Acho uma estupidez pensar que só se é realmente feliz com outra pessoa, e não queria nada ser daquelas tristes que só se sente feliz assim, com alguém. Mas, vendo bem, parece que é esta a verdade. Parece que toda a gente é irritantemente feliz por ter alguém, e que a vida só faz sentido e é bonita desta maneira. Olhando para trás, apercebo-me de que a última vez que me senti feliz foi quando estava com alguém. Portanto, aí está. Por causa disto, ver casais apaixonados irrita-me. Ouvir músicas que falam de amor irrita-me. Ouvir os meus colegas de trabalho falar das suas vidas de casados ou de quase casados irrita-me. Já nem consigo ver filmes românticos que terminem num "felizes para sempre".
Ainda com todos estes pensamentos na cabeça, chego a casa. E, mais uma vez, tudo se abate sobre mim. Não sei o que fazer quando estou em casa; não há nada para fazer. E, muitas das vezes, o cansaço e o desinteresse são tão grandes, que dou por mim a desperdiçar tempo outra vez. A não fazer literalmente nada. Ou a chorar, sem ninguém se aperceber. Por detestar a minha vida, por achar que fiz tudo errado até então, por desejar voltar atrás no tempo, por só ver um negrume à minha frente.
Pode haver quem diga que não passa de uma fase, mas não acho normal que uma "fase" dure praticamente um ano. Pode haver quem diga que todos temos dias assim, os chamados "dias maus", mas não acho normal esse desequilíbrio tão grande entre "dias maus" e dias normais. Não acho normal uma pessoa não conseguir passar dois ou três dias seguidos sem chorar, sem achar que cada novo dia é um sacrifício, sem se perguntar a si própria que raio está a fazer aqui.
Às vezes, pergunto-me se não seria melhor se desaparecesse.

30/05/2017

"You were gone so fast, I want you back"

Desenho da minha autoria.
Ele dizia-me que eu era uma pessoa fantástica. Dizia-me que era bonita, linda tanto por dentro, como por fora.

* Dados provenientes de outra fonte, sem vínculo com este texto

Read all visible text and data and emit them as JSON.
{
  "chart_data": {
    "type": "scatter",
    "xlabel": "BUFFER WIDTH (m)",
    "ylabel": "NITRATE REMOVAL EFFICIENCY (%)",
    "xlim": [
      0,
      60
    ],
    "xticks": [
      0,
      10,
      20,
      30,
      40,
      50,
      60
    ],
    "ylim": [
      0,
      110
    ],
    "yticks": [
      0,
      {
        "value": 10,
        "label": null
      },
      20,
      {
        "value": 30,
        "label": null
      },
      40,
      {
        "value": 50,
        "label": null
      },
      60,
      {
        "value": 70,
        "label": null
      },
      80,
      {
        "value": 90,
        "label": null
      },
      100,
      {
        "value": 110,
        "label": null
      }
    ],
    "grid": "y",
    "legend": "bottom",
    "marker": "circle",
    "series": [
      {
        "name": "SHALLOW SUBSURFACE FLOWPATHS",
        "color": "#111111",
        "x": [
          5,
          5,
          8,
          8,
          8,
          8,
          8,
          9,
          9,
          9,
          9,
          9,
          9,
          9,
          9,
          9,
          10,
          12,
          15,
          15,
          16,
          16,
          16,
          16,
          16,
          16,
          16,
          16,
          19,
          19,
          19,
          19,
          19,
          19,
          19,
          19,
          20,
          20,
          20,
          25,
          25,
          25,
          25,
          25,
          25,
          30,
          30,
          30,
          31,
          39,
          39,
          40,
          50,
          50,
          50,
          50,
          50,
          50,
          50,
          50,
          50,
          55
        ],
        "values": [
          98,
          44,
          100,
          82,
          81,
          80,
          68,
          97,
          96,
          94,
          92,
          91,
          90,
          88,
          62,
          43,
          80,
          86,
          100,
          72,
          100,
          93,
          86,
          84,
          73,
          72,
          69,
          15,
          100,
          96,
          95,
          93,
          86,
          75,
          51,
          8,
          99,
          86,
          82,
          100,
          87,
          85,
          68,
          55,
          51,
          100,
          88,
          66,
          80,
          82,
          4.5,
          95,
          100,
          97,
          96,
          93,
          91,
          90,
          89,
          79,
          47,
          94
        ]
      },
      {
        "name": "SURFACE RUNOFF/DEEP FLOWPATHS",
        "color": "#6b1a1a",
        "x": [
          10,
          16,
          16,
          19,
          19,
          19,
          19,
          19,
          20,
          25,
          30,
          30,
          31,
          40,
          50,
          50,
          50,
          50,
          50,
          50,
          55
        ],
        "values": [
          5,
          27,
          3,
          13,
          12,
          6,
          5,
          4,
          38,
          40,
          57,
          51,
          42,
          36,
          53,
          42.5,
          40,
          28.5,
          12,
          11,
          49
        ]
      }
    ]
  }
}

Chamava-me tantos nomes carinhosos. Dizia que adorava conversar comigo. E que adorava estar comigo. Dizia-me que se sentia tão feliz quando estava comigo, mas que, mais do que isso, se sentia de uma maneira como não se sentia há tanto tempo. E que, quando estava comigo, se esquecia de tudo, não se lembrava dos seus problemas e não pensava em mais nada. Dizia que tivera saudades minhas, mesmo quando tínhamos estado juntos há pouco tempo. Mesmo que tivesse sido no dia anterior. Mesmo que só se tivessem passado umas horas. Perguntava-me por que não me tinha conhecido há uns anos atrás. Dizia-me Adoro-te imensas vezes. E que eu fora a melhor coisa que lhe acontecera nos últimos tempos. Fez coisas por mim que nunca esperei e que nunca imaginei que fizesse. Olhava para mim de uma maneira como nunca ninguém me olhou. Como se estivesse perante algo fascinante. Como se eu fosse algo fascinante, algo fora de série. Perguntou-me diversas vezes se gostaria que ele fosse meu namorado e deu-me a entender que gostaria mesmo de o ser. Disse-me, até, que eu seria a melhor namorada do mundo. E que ele faria de mim a pessoa mais feliz do mundo. Fez-me sentir especial, amada, incrível, bonita e tão, mas tão feliz. Chegou a dizer que me amava. E que estava apaixonado. Disse-me que não me queria deixar e que adoraria ficar comigo. Disse-me que eu seria a pessoa certa para ele e que, agora, estaríamos juntos...se ele não tivesse namorada.

02/04/2017

"Do we need somebody just to feel like we're alright?"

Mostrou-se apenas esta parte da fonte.